How to use anti-fraud technology to avoid risks post-pandemic
1. Choose a trusted payment provider
Having specialist payment software is a way to protect money coming in and out of your business securely. Payment gateways are easily embedded into your checkout to make for a simple payment process for your customers.
Not only do these vendors protect businesses from payment fraud, but it takes the challenge of managing payment fraud off your hands. Managing these complex risks can be challenging, but having a reliable payment provider outsources this risk.
Trusted by some of the world’s leading e-commerce businesses to protect their payments, Braintree, PayPal, Stripe, and Venmo are a few well-known payment providers.
2. Make sure you are using data-driven technology to detect fraud
The objectivity you get from data helps to remove any bias in your fraud management process.
For example, if you suspect someone on your staff is stealing money, you may not look as closely at staff members you know and trust. You may also have underestimated the seriousness of a security risk to your business.
Business data gives you a real-world understanding of precisely what’s going on in your business, including more than just fraud management. Technology helps automate this process, raising red flags that allow you to minimize the consequences of fraud before it costs your business much more.
3. Equip your employees with the resources and skills to tackle fraud
Employees are the front line of any business’s fraud prevention strategy. However, a weak link on your staff can end up being exploited by fraudsters, so it’s vital to ensure all team members understand how to treat suspicious activity.

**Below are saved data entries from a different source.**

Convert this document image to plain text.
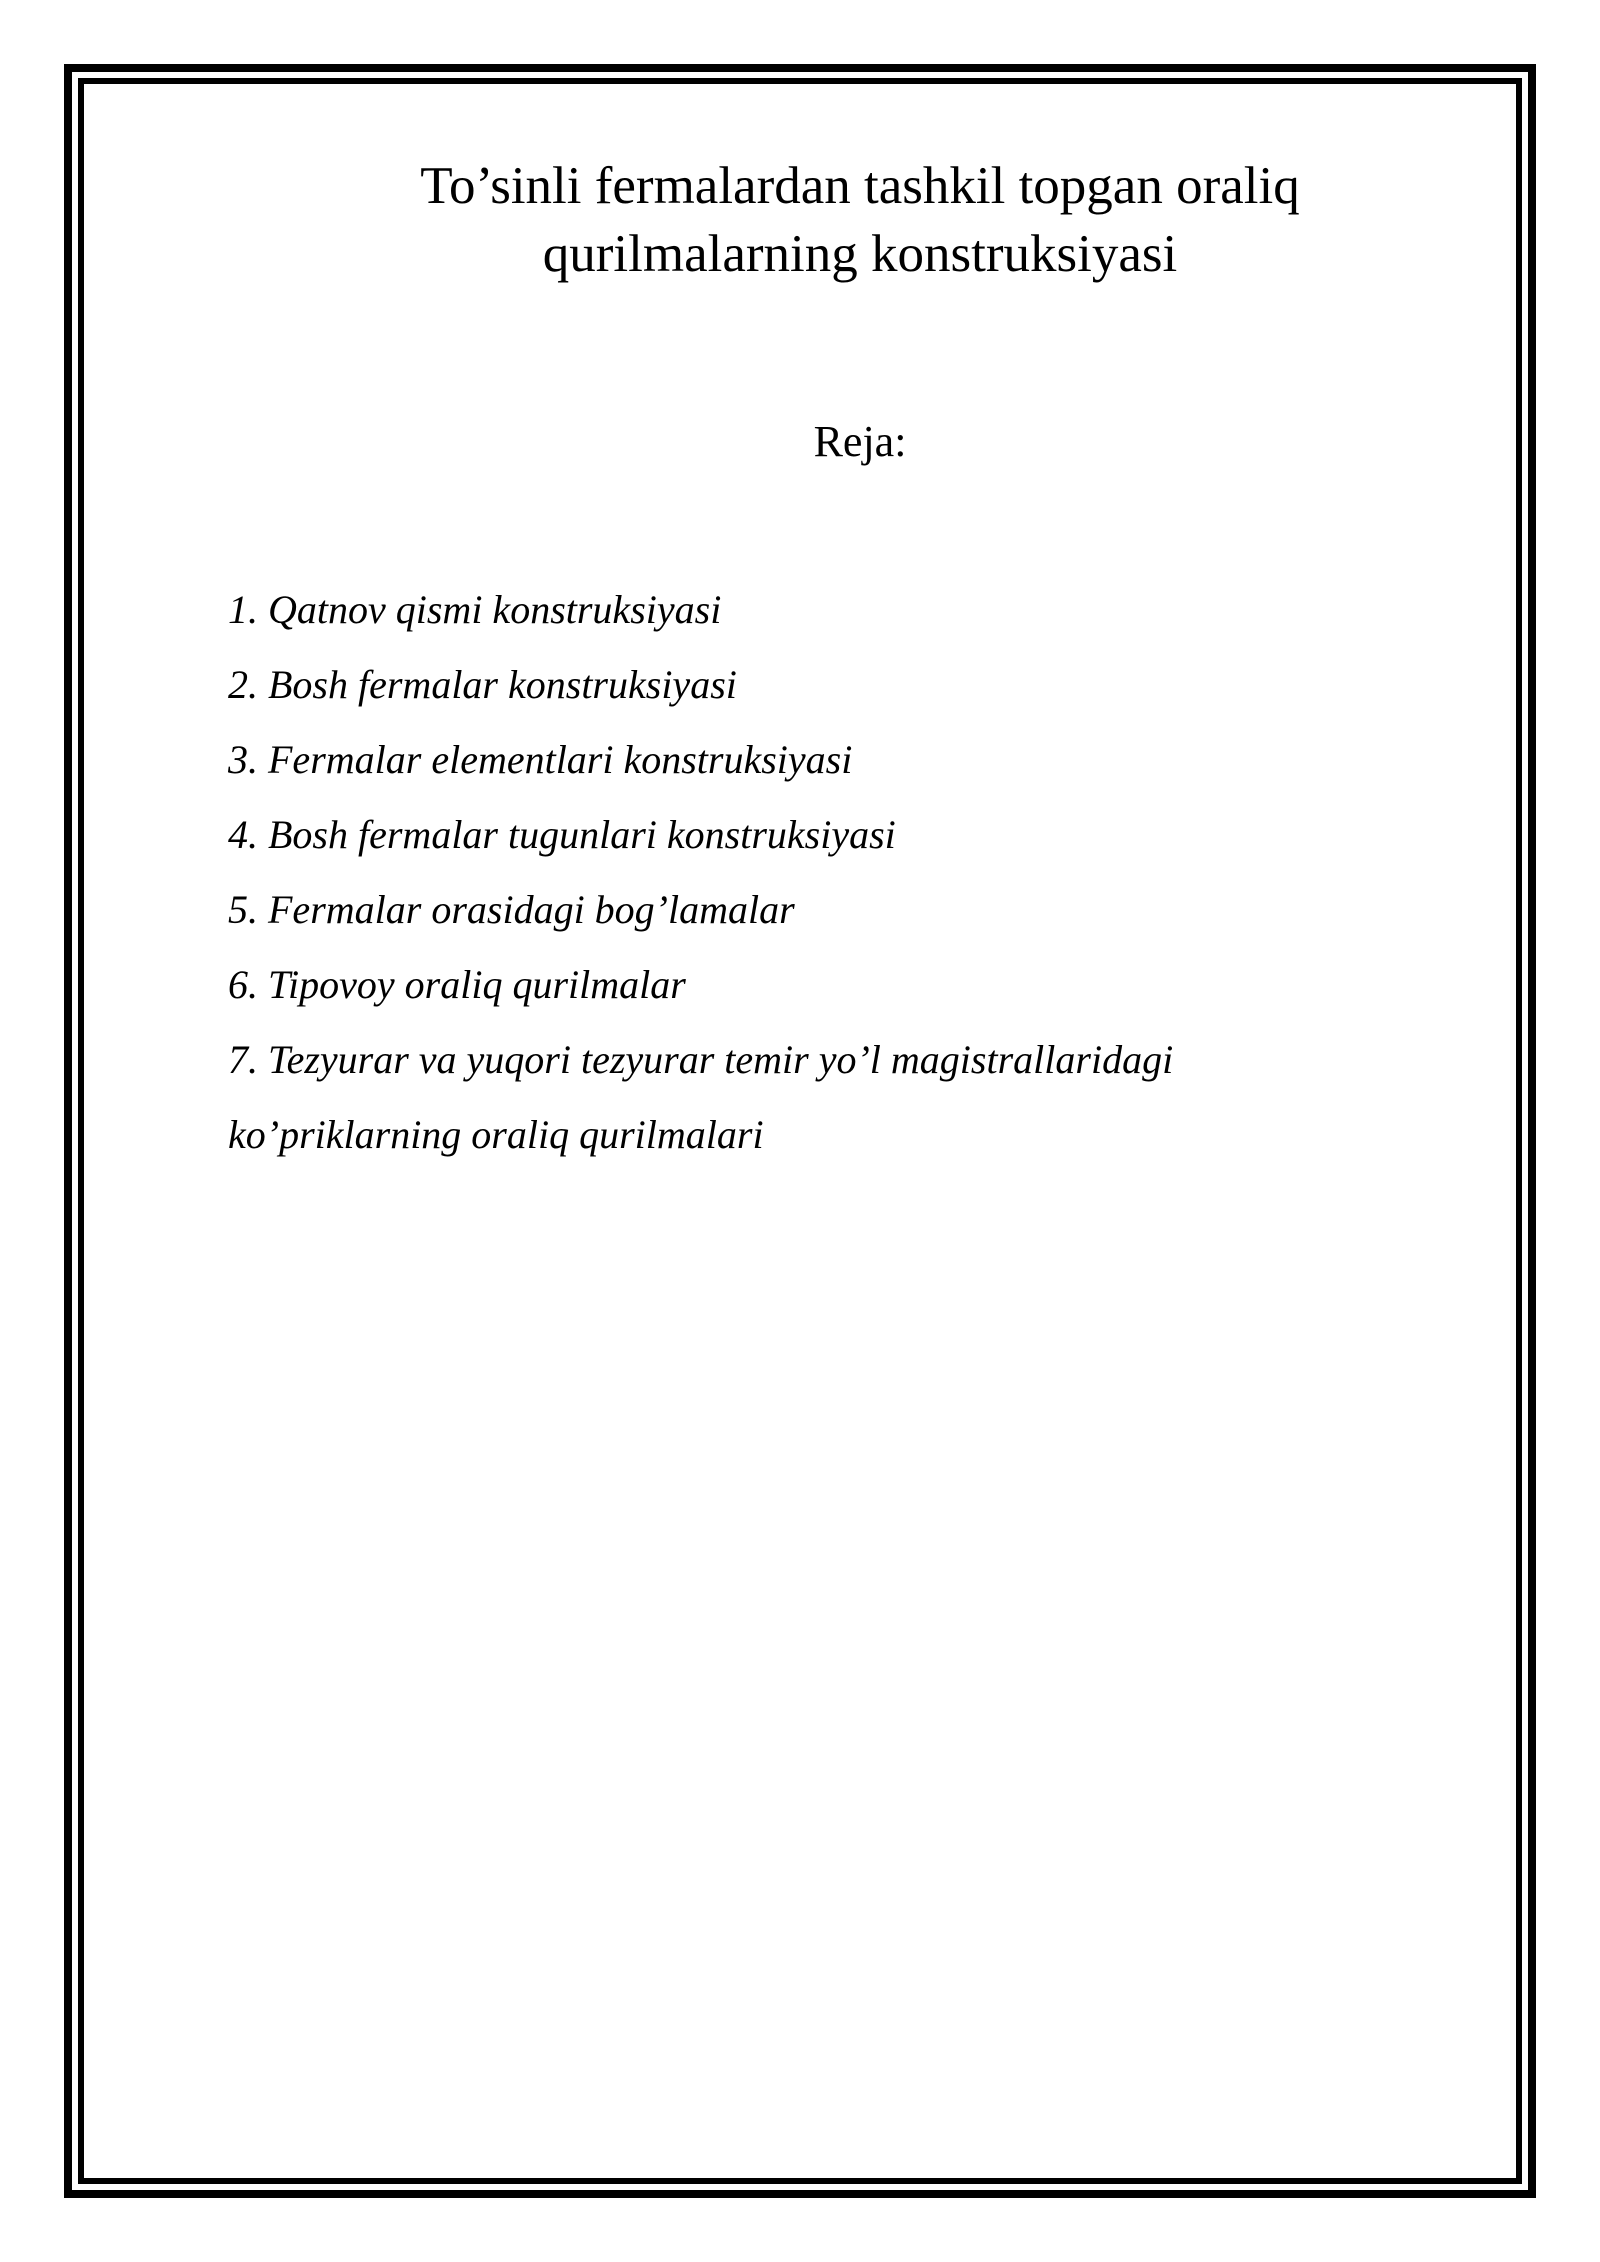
To’sinli fermalardan tashkil topgan oraliq
qurilmalarning konstruksiyasi
Reja:
1. Qatnov qismi konstruksiyasi
2. Bosh fermalar konstruksiyasi
3. Fermalar elementlari konstruksiyasi
4. Bosh fermalar tugunlari konstruksiyasi
5. Fermalar orasidagi bog’lamalar
6. Tipovoy oraliq qurilmalar
7. Tezyurar va yuqori tezyurar temir yo’l magistrallaridagi
ko’priklarning oraliq qurilmalari
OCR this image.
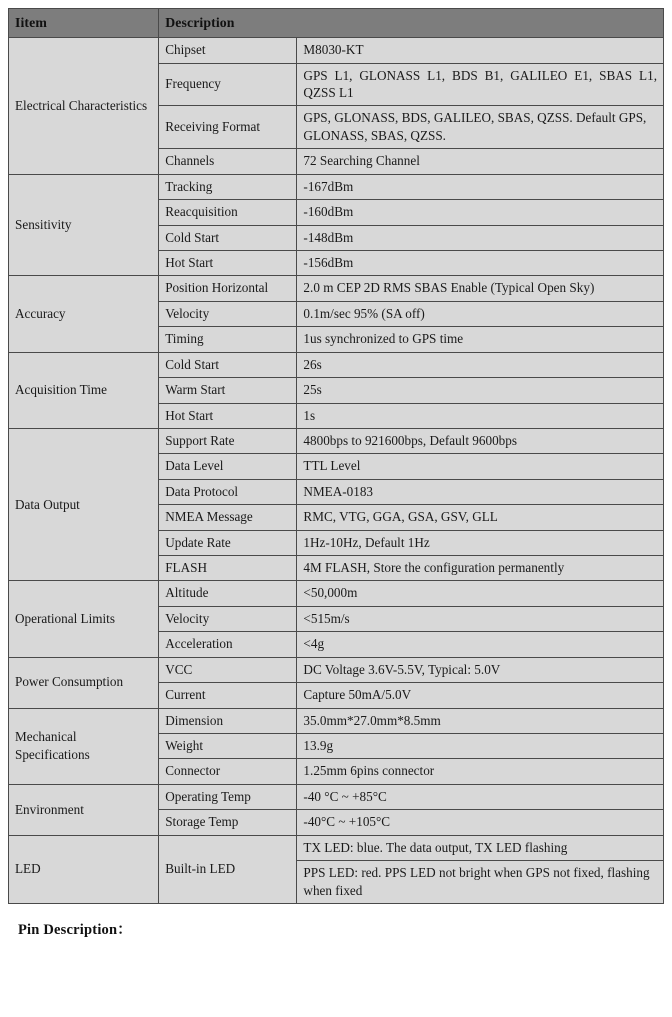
Iitem	Description	
Electrical Characteristics	Chipset	M8030-KT
	Frequency	GPS L1, GLONASS L1, BDS B1, GALILEO E1, SBAS L1, QZSS L1
	Receiving Format	GPS, GLONASS, BDS, GALILEO, SBAS, QZSS. Default GPS, GLONASS, SBAS, QZSS.
	Channels	72 Searching Channel
Sensitivity	Tracking	-167dBm
	Reacquisition	-160dBm
	Cold Start	-148dBm
	Hot Start	-156dBm
Accuracy	Position Horizontal	2.0 m CEP 2D RMS SBAS Enable (Typical Open Sky)
	Velocity	0.1m/sec 95% (SA off)
	Timing	1us synchronized to GPS time
Acquisition Time	Cold Start	26s
	Warm Start	25s
	Hot Start	1s
Data Output	Support Rate	4800bps to 921600bps, Default 9600bps
	Data Level	TTL Level
	Data Protocol	NMEA-0183
	NMEA Message	RMC, VTG, GGA, GSA, GSV, GLL
	Update Rate	1Hz-10Hz, Default 1Hz
	FLASH	4M FLASH, Store the configuration permanently
Operational Limits	Altitude	<50,000m
	Velocity	<515m/s
	Acceleration	<4g
Power Consumption	VCC	DC Voltage 3.6V-5.5V, Typical: 5.0V
	Current	Capture 50mA/5.0V
Mechanical Specifications	Dimension	35.0mm*27.0mm*8.5mm
	Weight	13.9g
	Connector	1.25mm 6pins connector
Environment	Operating Temp	-40 °C ~ +85°C
	Storage Temp	-40°C ~ +105°C
LED	Built-in LED	TX LED: blue. The data output, TX LED flashing
		PPS LED: red. PPS LED not bright when GPS not fixed, flashing when fixed
Pin Description：
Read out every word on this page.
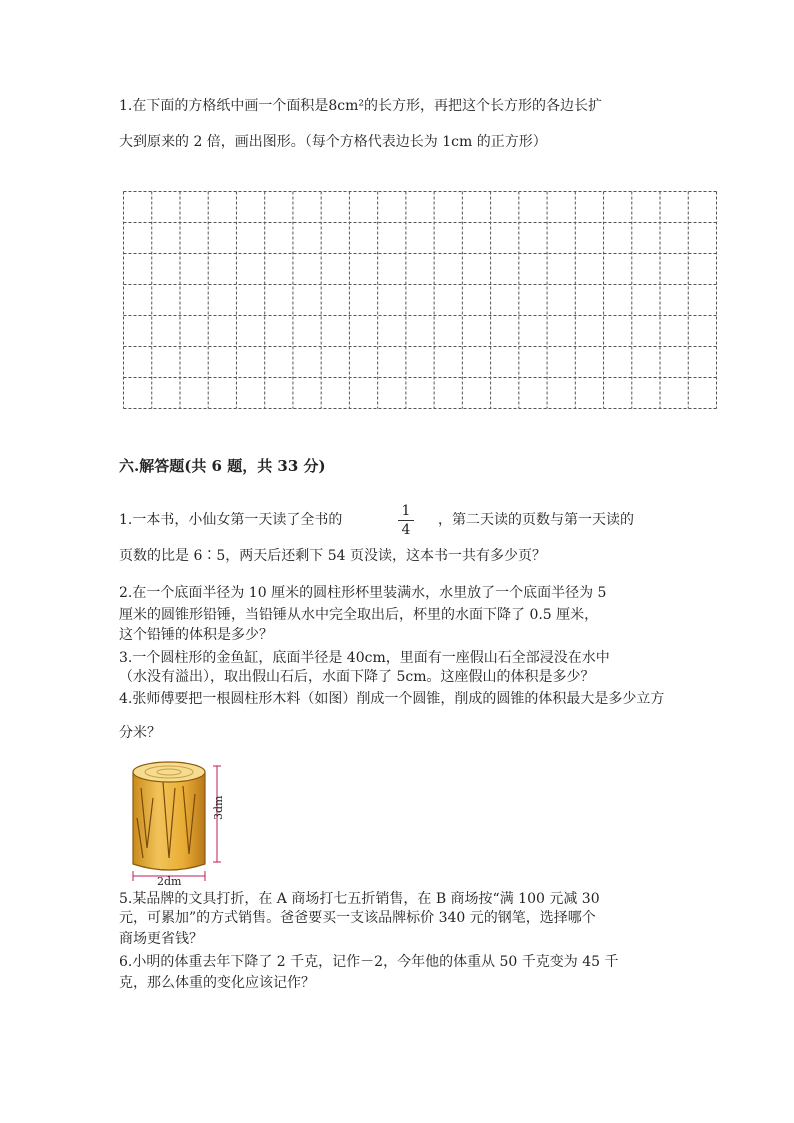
1.在下面的方格纸中画一个面积是8cm²的长方形，再把这个长方形的各边长扩
大到原来的 2 倍，画出图形。（每个方格代表边长为 1cm 的正方形）
六.解答题(共 6 题，共 33 分)
1.一本书，小仙女第一天读了全书的
1
4
，第二天读的页数与第一天读的
页数的比是 6∶5，两天后还剩下 54 页没读，这本书一共有多少页？
2.在一个底面半径为 10 厘米的圆柱形杯里装满水，水里放了一个底面半径为 5
厘米的圆锥形铅锤，当铅锤从水中完全取出后，杯里的水面下降了 0.5 厘米，
这个铅锤的体积是多少？
3.一个圆柱形的金鱼缸，底面半径是 40cm，里面有一座假山石全部浸没在水中
（水没有溢出），取出假山石后，水面下降了 5cm。这座假山的体积是多少？
4.张师傅要把一根圆柱形木料（如图）削成一个圆锥，削成的圆锥的体积最大是多少立方
分米？
3dm
2dm
5.某品牌的文具打折，在 A 商场打七五折销售，在 B 商场按“满 100 元减 30
元，可累加”的方式销售。爸爸要买一支该品牌标价 340 元的钢笔，选择哪个
商场更省钱？
6.小明的体重去年下降了 2 千克，记作－2，今年他的体重从 50 千克变为 45 千
克，那么体重的变化应该记作？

- Make fraud management part of your onboarding process
- Hold regular fraud training sessions with your team
- Have a process for managing invoices
- Ensure inbox managers report unsolicited emails
- Notify team members of fraud attempts, so they know what they look like
Fraud prevention is a team responsibility, and staff should understand that they all have a role to play. If unsure about anything, employees should feel empowered to talk to a fellow staff member about it.
4. Use machine learning to detect fraud patterns
Machine learning software adapts to your business’s changing nature of security threats. For example, previously, anti-virus technology was static, and fraudsters could develop tricks and techniques to overpower it. However, today’s machine learning fraud tools grow and change as fraud trends do.
That means they learn about types of pandemic fraud as they evolve, updating the protection they give to your business the entire time.\
Machine learning is automated, meaning it can observe real-time payments. It can also assess payment factors against set criteria, raising red flags if there’s anything suspicious and reducing the risk of human error.
5. Make sure your fraud software is as accurate as it can be
There are many fraud prevention software choices on the market, depending on your industry and budget. Companies like SEON, Kount, and Signifyd are well-known names in fraud prevention. In addition, many companies layer several solutions along with internally built tools to catch fraudsters in action. These tools help identify fraud patterns and assign fraud risk scores to individual visitors, allowing you to set risk thresholds and take action as needed.
However, your fraud prevention software needs to be accurate. Otherwise, a lot of fraud will slip through the cracks. Companies can ensure their fraud prevention solution works well by keeping track of fraud instances over time to see if their efforts are improving.
Introducing highly accurate identifiers can also help to improve fraud system performance. For example, Fingerprint Pro is a browser fingerprinting API that provides a 99.5% accurate visitor identifier that can be a powerful signal for anti-fraud.
Increasing instances of pandemic fraud have been spurred by changing behaviors online. Because businesses and consumers are increasingly online, online fraudsters have more opportunities.
Pandemic-related fraud will eventually subside, but the idea of “always online” will not any time soon, making anti-fraud strategies and technologies even more critical.